Despite being a natural wetland feature on the original alignment of Strathaird Creek, there is a chance that suburban development will not recognise the location of the original waterways of the Upper Merri Creek catchment and may instead simply entrench the changes that were made to facilitate past agricultural development, permanently locking in the detrimental impacts of those changes to waterway health. This is also despite the fact that this is a flood-prone landscape, where building on drained in-stream floodplain wetlands carries significant risks (both on-site and downstream).

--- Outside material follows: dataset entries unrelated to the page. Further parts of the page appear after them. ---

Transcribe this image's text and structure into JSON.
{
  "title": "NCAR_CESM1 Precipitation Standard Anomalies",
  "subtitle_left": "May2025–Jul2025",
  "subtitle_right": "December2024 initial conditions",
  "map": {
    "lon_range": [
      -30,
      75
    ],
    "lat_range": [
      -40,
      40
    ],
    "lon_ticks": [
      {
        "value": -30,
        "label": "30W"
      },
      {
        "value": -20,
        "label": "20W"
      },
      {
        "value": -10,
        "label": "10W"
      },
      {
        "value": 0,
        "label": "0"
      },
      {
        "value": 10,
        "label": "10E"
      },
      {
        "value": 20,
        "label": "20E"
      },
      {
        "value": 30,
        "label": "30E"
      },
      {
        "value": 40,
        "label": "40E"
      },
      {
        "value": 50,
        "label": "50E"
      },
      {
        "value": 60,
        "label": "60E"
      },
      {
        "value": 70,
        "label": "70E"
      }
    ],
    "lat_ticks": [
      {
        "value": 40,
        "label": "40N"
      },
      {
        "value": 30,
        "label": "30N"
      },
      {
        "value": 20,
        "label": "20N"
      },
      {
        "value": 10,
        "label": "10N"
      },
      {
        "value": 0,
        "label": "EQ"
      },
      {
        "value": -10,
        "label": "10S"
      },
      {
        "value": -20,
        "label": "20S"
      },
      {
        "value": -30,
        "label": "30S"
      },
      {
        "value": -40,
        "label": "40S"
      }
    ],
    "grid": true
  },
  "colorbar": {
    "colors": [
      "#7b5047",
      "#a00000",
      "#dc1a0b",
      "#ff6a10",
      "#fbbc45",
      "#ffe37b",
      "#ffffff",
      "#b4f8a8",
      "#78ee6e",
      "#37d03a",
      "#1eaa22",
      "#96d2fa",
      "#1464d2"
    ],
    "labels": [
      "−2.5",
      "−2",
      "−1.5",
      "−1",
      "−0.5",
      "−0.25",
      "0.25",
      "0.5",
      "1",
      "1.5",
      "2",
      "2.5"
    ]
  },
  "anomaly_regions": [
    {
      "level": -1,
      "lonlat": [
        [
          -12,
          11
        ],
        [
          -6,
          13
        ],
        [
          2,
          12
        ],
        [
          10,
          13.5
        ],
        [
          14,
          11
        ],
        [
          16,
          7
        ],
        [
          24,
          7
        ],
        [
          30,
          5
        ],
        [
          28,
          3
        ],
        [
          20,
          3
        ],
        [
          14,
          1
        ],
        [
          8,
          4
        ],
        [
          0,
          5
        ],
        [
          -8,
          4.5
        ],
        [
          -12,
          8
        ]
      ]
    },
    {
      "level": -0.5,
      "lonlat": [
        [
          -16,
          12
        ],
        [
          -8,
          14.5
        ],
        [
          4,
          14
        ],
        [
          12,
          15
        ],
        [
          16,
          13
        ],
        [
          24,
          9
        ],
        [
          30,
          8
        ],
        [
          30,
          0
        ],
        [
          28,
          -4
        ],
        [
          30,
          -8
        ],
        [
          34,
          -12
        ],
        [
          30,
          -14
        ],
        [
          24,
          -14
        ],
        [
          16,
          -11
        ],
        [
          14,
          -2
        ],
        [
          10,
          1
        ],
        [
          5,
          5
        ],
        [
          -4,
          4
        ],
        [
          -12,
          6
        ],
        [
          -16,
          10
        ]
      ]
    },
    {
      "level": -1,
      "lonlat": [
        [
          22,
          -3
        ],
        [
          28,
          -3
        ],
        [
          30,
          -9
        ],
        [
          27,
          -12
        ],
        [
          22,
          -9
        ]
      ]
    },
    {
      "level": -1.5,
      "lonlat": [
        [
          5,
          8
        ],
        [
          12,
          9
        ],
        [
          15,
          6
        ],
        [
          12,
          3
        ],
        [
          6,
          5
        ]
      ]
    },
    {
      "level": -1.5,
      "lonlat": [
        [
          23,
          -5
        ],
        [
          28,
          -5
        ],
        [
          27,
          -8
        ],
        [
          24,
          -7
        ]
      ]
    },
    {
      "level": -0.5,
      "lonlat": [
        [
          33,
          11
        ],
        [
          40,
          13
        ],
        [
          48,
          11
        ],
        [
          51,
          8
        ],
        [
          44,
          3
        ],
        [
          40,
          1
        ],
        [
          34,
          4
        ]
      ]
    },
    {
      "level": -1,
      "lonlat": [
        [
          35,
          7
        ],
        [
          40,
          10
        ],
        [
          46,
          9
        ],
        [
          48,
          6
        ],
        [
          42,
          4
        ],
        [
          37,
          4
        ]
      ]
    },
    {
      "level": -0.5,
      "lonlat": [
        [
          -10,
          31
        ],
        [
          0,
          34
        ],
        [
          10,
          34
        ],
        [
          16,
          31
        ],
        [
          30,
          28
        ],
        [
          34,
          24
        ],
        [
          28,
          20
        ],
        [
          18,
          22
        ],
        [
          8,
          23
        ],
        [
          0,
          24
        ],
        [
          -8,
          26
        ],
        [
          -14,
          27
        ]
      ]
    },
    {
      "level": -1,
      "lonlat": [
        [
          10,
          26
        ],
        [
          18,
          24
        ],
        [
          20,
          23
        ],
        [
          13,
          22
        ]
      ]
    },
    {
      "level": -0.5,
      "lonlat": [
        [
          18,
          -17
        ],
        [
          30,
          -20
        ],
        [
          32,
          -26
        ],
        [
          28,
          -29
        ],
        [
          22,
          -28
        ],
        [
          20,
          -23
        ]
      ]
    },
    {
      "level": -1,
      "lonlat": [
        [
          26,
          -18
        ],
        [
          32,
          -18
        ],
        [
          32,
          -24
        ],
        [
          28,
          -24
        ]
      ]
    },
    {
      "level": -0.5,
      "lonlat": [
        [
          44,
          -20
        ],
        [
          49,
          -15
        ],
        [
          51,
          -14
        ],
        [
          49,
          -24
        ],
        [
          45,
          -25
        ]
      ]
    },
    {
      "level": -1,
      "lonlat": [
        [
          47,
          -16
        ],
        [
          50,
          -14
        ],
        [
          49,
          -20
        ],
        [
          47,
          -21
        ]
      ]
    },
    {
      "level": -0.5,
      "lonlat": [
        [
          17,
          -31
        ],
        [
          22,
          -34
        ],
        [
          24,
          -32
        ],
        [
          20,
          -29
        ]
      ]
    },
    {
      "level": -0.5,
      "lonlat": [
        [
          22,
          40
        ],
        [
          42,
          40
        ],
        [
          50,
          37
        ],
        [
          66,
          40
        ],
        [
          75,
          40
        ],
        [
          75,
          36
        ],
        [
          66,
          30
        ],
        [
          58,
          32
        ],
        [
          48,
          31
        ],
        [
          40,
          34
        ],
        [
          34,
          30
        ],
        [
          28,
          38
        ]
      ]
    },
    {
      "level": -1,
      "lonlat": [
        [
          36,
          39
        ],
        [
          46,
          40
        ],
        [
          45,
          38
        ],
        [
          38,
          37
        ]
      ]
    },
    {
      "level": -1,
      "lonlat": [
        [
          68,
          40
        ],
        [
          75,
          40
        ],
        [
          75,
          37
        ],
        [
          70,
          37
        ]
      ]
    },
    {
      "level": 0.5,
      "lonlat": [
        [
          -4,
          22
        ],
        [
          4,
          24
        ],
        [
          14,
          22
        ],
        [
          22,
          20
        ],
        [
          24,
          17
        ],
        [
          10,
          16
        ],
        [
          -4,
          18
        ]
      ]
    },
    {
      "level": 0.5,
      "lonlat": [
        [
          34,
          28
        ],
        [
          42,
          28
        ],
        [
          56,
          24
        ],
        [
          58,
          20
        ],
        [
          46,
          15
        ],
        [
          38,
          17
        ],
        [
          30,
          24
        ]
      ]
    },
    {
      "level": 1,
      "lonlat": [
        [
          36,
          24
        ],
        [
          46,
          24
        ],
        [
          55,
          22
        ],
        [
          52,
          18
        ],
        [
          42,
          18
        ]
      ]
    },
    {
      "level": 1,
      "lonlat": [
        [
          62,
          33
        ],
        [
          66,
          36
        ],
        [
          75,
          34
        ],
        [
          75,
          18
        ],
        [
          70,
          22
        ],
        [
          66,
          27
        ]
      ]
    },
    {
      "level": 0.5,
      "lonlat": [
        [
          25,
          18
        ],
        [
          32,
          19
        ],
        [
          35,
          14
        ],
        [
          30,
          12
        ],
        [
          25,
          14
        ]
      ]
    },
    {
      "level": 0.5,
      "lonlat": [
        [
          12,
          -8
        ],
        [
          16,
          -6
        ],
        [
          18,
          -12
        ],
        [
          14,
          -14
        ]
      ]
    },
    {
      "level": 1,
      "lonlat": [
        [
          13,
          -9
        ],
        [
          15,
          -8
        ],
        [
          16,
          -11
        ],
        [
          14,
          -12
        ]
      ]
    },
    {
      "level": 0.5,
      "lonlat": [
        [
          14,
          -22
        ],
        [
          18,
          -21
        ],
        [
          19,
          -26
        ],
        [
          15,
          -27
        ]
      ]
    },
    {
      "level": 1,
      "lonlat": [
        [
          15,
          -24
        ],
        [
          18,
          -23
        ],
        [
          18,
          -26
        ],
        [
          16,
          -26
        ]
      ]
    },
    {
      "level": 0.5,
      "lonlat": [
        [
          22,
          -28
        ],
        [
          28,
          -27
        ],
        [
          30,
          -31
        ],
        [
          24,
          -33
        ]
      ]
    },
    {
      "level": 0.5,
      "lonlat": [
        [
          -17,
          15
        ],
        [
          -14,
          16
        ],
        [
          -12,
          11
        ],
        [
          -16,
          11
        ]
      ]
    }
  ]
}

Even though the actual development works may be several years away, as we speak, early pivotal layout decisions are being made for this area in the Precinct Structure Plans (PSPs) being developed by the Victorian Planning Authority. Yet there does not appear to have been any detailed comparative analysis made between the legitimate choices available for how these catchments are ultimately developed, such as whether flooding and other waterway risks could be better managed in alternative ways to ‘business as usual’. For example, whether the original waterways, including in-stream features like Hanna Swamp and Herne Swamp, could be integrated into development designs and turned into community assets with multiple benefits, is an alternative option that has not yet been assessed or considered.
Fortunately, there is a growing awareness that this is a significant current gap in the policy framework and planning processes that typically apply within Melbourne’s urban growth zone. Hence now finding a way to seamlessly and logically deal with this complex issue, when there are so many players, PSPs at different stages of development and a wide range competing interests, is the real challenge.
We’ll explore this topic further in more detail next month, but for now we’re continuing to talk to the various people and organisations with an interest in this important issue, to get a sense of what may be possible for the Wallan Wallan wetlands.